Current guidelines recommend against using benzyl benzoate on infants younger than two months. For pregnant women, it carries a Category C classification, meaning animal studies haven’t fully ruled out risk but no clear harm has been shown. A study of 444 pregnant women in Thailand who used 25% benzyl benzoate topically during their second and third trimesters found no increased risk of birth defects. Outside of local skin irritation, no reports of toxicity in animals or humans have surfaced from topical use during pregnancy. It is not recommended during breastfeeding because safety data for nursing infants is lacking.

Contact Allergy Risk

Benzyl benzoate is a recognized contact allergen. The European Union’s Scientific Committee on Consumer Safety lists it among established allergens in humans, with a moderate number of documented sensitization cases (between 100 and 1,000 reported). It appears in many fragranced products, including perfumes, lotions, and household items, and EU regulations require it to be listed on ingredient labels when present above certain thresholds.

For most people, this sensitization risk is low. But if you’ve noticed skin reactions to fragranced products in the past, benzyl benzoate could be one of the culprits worth checking ingredient lists for. A patch test through a dermatologist can confirm whether you’re sensitized to it.

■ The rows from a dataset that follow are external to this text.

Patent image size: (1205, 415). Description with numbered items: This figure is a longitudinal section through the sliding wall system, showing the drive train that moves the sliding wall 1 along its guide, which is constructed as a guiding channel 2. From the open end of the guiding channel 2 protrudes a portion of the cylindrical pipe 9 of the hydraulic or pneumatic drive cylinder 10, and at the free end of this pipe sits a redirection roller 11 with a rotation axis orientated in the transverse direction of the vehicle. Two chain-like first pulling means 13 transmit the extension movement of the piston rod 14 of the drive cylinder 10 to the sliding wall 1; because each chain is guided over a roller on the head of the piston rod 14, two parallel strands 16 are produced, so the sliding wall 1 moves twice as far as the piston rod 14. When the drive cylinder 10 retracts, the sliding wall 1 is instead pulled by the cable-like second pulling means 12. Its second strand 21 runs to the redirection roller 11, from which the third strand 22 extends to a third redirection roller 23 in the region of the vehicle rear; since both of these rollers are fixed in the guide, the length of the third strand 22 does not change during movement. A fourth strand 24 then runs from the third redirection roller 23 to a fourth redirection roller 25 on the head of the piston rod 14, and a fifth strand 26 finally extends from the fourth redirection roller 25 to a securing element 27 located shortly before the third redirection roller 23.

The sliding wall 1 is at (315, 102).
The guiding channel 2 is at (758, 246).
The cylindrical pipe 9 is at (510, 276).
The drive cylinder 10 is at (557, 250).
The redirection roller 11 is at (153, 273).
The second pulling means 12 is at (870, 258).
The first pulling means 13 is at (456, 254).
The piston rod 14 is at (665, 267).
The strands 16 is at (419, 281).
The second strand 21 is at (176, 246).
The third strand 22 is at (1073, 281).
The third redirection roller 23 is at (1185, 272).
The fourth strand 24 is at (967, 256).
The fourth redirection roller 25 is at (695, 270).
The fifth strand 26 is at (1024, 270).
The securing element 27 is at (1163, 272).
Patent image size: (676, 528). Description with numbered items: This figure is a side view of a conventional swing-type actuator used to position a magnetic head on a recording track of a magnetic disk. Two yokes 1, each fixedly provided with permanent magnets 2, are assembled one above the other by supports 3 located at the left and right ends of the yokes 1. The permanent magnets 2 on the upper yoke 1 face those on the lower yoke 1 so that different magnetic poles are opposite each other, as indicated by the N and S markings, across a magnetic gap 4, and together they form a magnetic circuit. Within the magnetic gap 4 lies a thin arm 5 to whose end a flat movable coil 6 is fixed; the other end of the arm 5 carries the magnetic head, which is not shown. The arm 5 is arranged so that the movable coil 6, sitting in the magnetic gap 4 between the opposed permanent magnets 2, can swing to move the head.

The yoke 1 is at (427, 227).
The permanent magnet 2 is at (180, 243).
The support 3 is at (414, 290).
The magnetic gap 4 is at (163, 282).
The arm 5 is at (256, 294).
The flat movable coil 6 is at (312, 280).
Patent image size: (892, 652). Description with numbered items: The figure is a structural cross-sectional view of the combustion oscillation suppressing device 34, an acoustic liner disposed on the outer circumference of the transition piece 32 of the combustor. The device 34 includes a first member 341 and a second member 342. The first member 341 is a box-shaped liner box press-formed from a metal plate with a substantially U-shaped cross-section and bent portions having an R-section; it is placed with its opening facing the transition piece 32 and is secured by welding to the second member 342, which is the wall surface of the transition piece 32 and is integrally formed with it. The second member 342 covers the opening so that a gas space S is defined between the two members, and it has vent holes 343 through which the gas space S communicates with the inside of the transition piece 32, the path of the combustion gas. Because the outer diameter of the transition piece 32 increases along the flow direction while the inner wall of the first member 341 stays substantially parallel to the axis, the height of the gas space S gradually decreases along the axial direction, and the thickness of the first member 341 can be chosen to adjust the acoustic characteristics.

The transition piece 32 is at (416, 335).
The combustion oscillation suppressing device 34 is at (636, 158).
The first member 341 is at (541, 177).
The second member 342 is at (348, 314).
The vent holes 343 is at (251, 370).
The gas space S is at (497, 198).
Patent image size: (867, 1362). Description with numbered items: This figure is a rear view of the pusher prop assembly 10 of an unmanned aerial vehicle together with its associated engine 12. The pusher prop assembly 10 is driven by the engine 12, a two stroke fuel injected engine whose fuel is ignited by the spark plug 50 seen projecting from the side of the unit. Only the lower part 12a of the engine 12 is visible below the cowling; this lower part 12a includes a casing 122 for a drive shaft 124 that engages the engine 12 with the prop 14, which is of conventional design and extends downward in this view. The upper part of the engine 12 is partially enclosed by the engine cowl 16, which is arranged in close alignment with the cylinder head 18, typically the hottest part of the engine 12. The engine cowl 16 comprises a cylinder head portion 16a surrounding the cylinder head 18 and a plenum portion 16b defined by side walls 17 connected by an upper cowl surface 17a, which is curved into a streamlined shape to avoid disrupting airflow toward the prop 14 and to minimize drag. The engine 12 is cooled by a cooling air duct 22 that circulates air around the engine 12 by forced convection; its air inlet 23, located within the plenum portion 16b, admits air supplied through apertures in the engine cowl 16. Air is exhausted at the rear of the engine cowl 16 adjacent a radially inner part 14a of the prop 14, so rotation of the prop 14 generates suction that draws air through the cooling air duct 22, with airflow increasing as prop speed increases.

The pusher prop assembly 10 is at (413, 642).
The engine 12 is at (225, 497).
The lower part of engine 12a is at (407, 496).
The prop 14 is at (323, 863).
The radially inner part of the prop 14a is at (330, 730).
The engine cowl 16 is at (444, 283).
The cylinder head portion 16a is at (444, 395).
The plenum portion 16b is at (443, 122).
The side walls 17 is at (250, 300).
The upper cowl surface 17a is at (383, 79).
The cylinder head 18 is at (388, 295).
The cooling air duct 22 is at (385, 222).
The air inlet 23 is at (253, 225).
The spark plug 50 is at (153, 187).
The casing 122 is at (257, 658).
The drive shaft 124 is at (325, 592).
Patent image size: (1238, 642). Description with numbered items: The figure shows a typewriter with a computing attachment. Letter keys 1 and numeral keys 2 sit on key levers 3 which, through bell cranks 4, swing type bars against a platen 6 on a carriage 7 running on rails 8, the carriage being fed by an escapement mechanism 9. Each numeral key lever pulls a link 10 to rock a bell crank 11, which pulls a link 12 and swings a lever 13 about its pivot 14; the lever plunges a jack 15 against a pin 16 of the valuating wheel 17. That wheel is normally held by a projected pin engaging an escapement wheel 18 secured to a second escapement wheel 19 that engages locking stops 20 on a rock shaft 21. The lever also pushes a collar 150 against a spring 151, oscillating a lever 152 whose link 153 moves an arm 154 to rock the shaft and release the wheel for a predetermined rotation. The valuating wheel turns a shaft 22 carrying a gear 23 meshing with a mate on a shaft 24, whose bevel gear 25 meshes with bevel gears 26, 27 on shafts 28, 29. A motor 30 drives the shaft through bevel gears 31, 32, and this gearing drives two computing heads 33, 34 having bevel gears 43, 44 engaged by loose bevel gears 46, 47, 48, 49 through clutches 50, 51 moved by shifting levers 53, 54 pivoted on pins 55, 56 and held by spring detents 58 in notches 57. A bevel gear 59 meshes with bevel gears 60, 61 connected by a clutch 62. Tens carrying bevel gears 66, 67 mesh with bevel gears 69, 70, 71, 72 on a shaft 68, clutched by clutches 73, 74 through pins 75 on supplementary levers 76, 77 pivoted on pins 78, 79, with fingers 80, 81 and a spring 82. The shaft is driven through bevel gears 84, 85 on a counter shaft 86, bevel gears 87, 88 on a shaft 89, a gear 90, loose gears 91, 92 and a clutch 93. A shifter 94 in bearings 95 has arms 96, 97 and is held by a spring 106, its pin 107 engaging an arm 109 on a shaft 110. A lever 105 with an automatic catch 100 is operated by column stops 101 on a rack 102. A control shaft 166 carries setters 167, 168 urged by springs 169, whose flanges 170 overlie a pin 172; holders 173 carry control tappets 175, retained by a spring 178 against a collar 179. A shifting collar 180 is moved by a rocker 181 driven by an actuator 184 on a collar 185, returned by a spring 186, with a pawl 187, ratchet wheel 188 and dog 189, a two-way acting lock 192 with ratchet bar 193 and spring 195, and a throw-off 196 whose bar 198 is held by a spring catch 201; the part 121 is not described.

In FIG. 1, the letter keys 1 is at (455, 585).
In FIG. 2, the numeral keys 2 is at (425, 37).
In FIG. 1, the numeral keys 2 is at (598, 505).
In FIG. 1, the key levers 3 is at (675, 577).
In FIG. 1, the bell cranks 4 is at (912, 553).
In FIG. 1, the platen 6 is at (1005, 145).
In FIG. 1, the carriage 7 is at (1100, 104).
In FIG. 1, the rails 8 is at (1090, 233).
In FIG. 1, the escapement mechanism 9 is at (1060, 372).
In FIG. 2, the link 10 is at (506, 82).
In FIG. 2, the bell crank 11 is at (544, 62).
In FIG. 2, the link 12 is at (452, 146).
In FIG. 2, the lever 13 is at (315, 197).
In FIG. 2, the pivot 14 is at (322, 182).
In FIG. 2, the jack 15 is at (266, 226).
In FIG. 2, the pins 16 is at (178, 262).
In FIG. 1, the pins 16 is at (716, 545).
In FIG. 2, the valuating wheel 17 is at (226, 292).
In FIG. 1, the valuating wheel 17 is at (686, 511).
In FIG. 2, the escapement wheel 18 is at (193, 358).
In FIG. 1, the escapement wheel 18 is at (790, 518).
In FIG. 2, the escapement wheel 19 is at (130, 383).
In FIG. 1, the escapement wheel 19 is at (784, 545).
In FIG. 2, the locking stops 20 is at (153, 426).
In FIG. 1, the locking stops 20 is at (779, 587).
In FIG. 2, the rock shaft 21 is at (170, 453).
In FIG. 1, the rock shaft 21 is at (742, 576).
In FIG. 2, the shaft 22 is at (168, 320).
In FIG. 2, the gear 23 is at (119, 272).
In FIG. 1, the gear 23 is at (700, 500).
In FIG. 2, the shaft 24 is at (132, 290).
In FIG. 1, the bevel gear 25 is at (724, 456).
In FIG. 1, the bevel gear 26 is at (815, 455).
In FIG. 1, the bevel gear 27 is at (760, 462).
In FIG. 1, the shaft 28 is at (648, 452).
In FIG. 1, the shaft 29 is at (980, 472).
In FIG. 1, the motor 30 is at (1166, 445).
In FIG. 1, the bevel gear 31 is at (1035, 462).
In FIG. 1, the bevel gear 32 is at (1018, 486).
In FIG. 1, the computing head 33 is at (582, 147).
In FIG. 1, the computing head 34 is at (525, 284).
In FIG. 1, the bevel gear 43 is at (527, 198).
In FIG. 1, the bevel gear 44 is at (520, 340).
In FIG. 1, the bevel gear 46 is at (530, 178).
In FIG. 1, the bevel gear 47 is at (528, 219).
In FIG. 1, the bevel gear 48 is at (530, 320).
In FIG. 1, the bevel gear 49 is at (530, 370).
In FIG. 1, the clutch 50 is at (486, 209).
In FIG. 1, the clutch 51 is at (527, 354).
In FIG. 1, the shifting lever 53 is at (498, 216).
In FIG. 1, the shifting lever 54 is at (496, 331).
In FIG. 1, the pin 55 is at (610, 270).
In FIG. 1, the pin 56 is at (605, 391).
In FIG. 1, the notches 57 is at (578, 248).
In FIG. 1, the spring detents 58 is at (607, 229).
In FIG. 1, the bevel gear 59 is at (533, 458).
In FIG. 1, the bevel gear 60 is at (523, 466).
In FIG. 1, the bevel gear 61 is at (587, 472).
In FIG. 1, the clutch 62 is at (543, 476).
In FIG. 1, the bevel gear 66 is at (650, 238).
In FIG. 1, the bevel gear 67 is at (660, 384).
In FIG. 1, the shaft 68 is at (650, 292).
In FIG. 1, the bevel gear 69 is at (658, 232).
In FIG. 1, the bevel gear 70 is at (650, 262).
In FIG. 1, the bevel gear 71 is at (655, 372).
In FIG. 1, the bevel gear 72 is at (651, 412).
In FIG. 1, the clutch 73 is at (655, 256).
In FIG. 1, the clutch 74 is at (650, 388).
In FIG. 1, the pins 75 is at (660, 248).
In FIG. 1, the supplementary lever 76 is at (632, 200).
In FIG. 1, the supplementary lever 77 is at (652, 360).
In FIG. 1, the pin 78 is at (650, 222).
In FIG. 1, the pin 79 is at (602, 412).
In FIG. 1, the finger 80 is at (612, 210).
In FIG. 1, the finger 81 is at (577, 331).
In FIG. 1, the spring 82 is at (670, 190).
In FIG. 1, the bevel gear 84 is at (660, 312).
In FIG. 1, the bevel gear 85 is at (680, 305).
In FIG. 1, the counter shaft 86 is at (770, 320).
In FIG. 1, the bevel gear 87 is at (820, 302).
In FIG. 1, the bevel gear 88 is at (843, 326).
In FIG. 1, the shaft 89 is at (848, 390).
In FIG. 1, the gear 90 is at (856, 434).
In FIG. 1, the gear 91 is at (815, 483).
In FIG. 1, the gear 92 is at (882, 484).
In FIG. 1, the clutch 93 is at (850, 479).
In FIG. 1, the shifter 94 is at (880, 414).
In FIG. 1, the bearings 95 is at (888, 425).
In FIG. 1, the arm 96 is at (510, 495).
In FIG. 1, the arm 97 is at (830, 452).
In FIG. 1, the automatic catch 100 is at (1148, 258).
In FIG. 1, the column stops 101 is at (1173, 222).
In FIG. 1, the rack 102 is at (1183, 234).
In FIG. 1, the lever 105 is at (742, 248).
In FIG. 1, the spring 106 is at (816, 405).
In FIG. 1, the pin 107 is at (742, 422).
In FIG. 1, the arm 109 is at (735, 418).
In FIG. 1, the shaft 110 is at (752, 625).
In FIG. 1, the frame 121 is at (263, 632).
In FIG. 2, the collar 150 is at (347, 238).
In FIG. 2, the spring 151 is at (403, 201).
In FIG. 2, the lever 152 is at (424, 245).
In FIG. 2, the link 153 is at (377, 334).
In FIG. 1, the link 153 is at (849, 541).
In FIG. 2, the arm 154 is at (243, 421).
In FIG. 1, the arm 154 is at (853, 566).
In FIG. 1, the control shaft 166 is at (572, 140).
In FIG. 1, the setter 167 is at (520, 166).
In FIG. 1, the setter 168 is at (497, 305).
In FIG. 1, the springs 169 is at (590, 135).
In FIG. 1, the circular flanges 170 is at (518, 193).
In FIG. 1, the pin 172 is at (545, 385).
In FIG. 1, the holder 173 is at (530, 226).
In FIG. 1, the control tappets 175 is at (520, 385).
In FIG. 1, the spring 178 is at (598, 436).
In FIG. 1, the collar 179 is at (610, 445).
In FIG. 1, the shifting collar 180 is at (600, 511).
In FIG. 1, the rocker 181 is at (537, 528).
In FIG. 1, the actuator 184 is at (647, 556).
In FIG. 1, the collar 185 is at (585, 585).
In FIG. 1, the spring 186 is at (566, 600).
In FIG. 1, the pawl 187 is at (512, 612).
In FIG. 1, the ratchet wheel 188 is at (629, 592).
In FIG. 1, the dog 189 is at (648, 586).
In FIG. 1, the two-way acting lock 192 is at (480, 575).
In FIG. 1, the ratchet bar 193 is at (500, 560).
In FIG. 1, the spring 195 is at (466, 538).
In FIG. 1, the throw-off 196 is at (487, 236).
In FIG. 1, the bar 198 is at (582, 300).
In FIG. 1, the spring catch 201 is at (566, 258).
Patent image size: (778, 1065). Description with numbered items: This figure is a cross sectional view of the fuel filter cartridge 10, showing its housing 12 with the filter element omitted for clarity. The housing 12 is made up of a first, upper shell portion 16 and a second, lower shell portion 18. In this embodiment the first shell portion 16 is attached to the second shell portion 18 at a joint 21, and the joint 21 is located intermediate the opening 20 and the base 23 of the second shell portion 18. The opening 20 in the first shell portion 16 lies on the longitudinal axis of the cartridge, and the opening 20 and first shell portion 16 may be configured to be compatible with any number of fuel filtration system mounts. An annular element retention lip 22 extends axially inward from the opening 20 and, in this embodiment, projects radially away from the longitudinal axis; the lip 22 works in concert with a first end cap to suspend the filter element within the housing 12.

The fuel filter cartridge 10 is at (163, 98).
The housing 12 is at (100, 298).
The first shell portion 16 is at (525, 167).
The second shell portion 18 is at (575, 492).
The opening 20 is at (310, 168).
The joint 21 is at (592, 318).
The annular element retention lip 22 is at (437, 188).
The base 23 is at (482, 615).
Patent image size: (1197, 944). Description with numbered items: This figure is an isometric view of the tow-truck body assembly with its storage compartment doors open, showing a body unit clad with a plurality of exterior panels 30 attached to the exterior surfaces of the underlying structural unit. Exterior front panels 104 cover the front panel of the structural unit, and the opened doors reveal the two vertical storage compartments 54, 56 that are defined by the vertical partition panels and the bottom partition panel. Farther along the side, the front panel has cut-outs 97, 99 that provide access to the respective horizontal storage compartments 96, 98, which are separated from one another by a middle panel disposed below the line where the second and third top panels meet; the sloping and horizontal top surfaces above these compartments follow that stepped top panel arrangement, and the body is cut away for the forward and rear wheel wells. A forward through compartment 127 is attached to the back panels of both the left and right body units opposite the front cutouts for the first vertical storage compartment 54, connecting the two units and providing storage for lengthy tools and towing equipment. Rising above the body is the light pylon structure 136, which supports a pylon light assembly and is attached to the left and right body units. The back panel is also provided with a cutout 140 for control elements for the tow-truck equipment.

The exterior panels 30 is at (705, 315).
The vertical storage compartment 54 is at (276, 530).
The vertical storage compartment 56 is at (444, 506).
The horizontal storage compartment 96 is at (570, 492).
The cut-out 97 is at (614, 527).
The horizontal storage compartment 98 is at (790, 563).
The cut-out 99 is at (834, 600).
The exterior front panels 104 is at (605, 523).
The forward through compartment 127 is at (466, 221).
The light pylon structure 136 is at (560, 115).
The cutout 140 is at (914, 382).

The Bottom Line on Toxicity

Benzyl benzoate sits in a middle ground: not harmless, but not highly dangerous when used as intended. Your skin limits absorption enough that topical use at standard concentrations causes only mild, temporary irritation in a small percentage of users. Ingestion poses genuine danger, particularly in large amounts, with neurotoxic effects that can escalate to life-threatening levels. The most vulnerable populations are newborns, whose immature livers cannot efficiently clear the metabolite benzyl alcohol, and individuals with existing skin damage, who absorb more of the compound through broken barriers.